Strange unicode regex behavior with Ruby 2.0

Hi,

the following code behaves strangely in ruby 2.0, and different from
1.9:

puts “ä”.match(/[\p{Word}]/).inspect
puts “ä”.match(/[\p{Word}\s]/).inspect

Result on 1.9.3-p194:
#<MatchData “ä”>
#<MatchData “ä”>

Result on 2.0.0-p0:
#<MatchData “ä”>
nil

Any ideas what’s going on there?

I have attached the ruby code as a file, in case there are any problems
with email charset conversion.

Thanks!
Andreas

If a bug had been inserted, it appears it has been removed already:

$ ruby -v
ruby 2.1.0dev (2013-03-25 trunk 39928) [x86_64-linux]
$ ruby test_regex.rb
#<MatchData “ä”>
#<MatchData “ä”>

Carlo

Hey Andreas,

Lately, there have been some discussions on ruby-core (the mailing list
dedicated to the core implementers of MRI).

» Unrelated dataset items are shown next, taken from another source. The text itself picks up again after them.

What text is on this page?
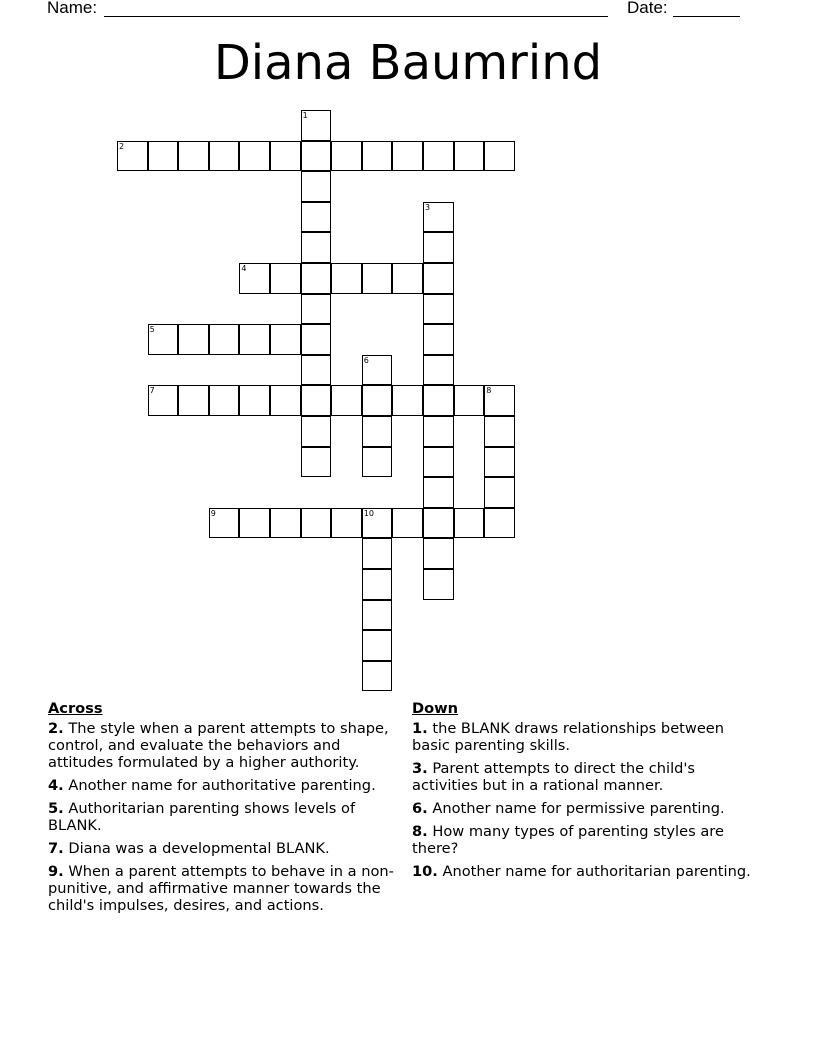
Name:	Date:
Diana Baumrind
1
2
3
4
5
6
7	8
9	10
Across
2. The style when a parent attempts to shape, control, and evaluate the behaviors and attitudes formulated by a higher authority.
4. Another name for authoritative parenting.
5. Authoritarian parenting shows levels of BLANK.
7. Diana was a developmental BLANK.
9. When a parent attempts to behave in a non-punitive, and affirmative manner towards the child's impulses, desires, and actions.
Down
1. the BLANK draws relationships between basic parenting skills.
3. Parent attempts to direct the child's activities but in a rational manner.
6. Another name for permissive parenting.
8. How many types of parenting styles are there?
10. Another name for authoritarian parenting.
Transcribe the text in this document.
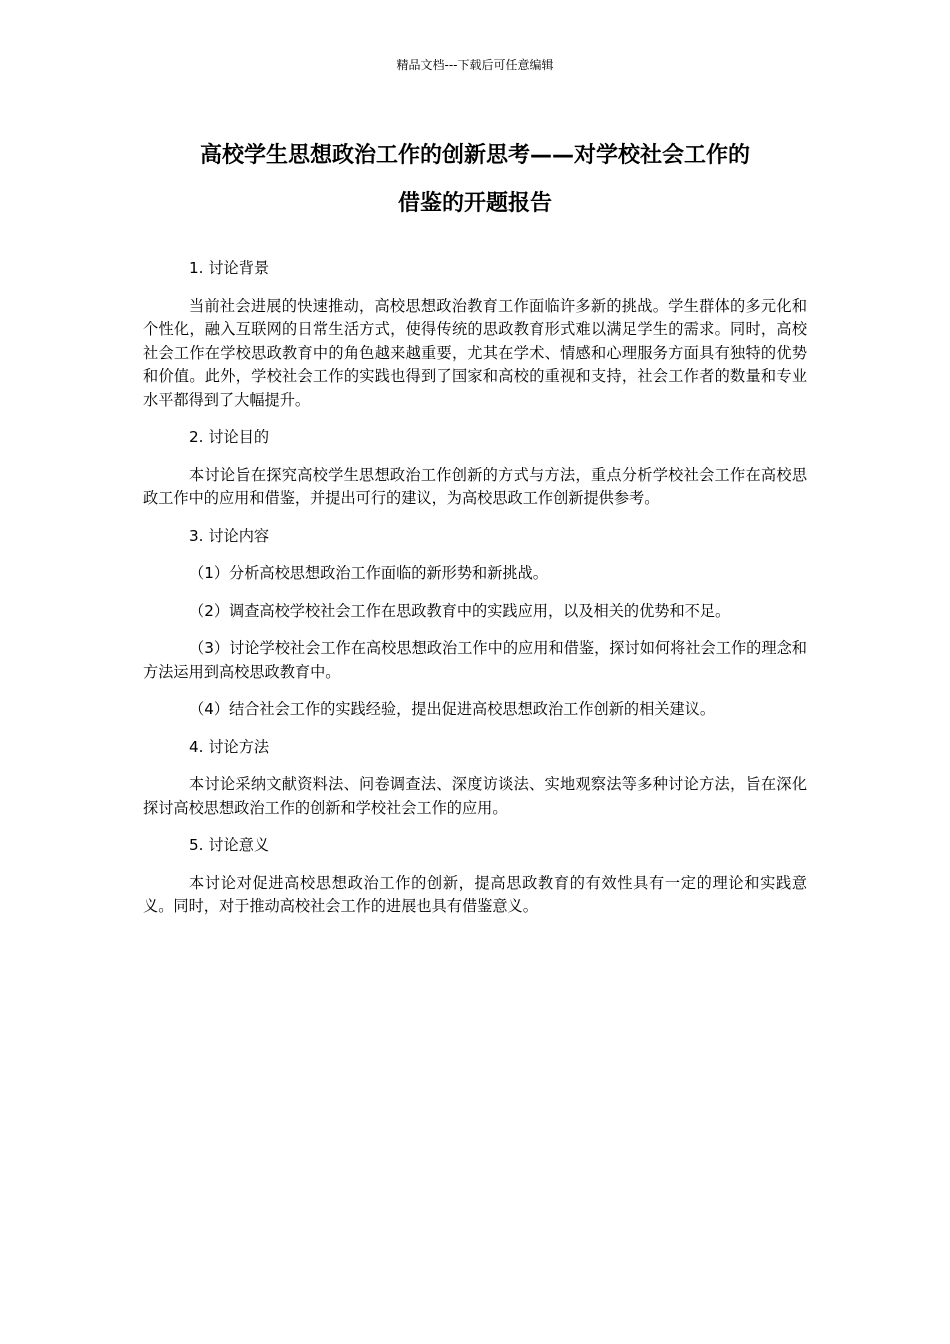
精品文档---下载后可任意编辑
高校学生思想政治工作的创新思考——对学校社会工作的
借鉴的开题报告

1. 讨论背景

当前社会进展的快速推动，高校思想政治教育工作面临许多新的挑战。学生群体的多元化和个性化，融入互联网的日常生活方式，使得传统的思政教育形式难以满足学生的需求。同时，高校社会工作在学校思政教育中的角色越来越重要，尤其在学术、情感和心理服务方面具有独特的优势和价值。此外，学校社会工作的实践也得到了国家和高校的重视和支持，社会工作者的数量和专业水平都得到了大幅提升。

2. 讨论目的

本讨论旨在探究高校学生思想政治工作创新的方式与方法，重点分析学校社会工作在高校思政工作中的应用和借鉴，并提出可行的建议，为高校思政工作创新提供参考。

3. 讨论内容

（1）分析高校思想政治工作面临的新形势和新挑战。

（2）调查高校学校社会工作在思政教育中的实践应用，以及相关的优势和不足。

（3）讨论学校社会工作在高校思想政治工作中的应用和借鉴，探讨如何将社会工作的理念和方法运用到高校思政教育中。

（4）结合社会工作的实践经验，提出促进高校思想政治工作创新的相关建议。

4. 讨论方法

本讨论采纳文献资料法、问卷调查法、深度访谈法、实地观察法等多种讨论方法，旨在深化探讨高校思想政治工作的创新和学校社会工作的应用。

5. 讨论意义

本讨论对促进高校思想政治工作的创新，提高思政教育的有效性具有一定的理论和实践意义。同时，对于推动高校社会工作的进展也具有借鉴意义。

It’s possible that this bug
is
being adressed at the moment. These are the most recent messages there:

http://blade.nagaokaut.ac.jp/ruby/ruby-core/53601-53800.shtml#latest

I don’t really know what could be causing this difference. :frowning:


Carlos A.
Skype: carlos.agarie

Control engineering
Polytechnic School, University of So Paulo, Brazil
Computer engineering
Embry-Riddle Aeronautical University, USA

2013/3/26 Andreas S. [email protected]

Thanks! Guess I will use a workaround for now and wait for 2.1.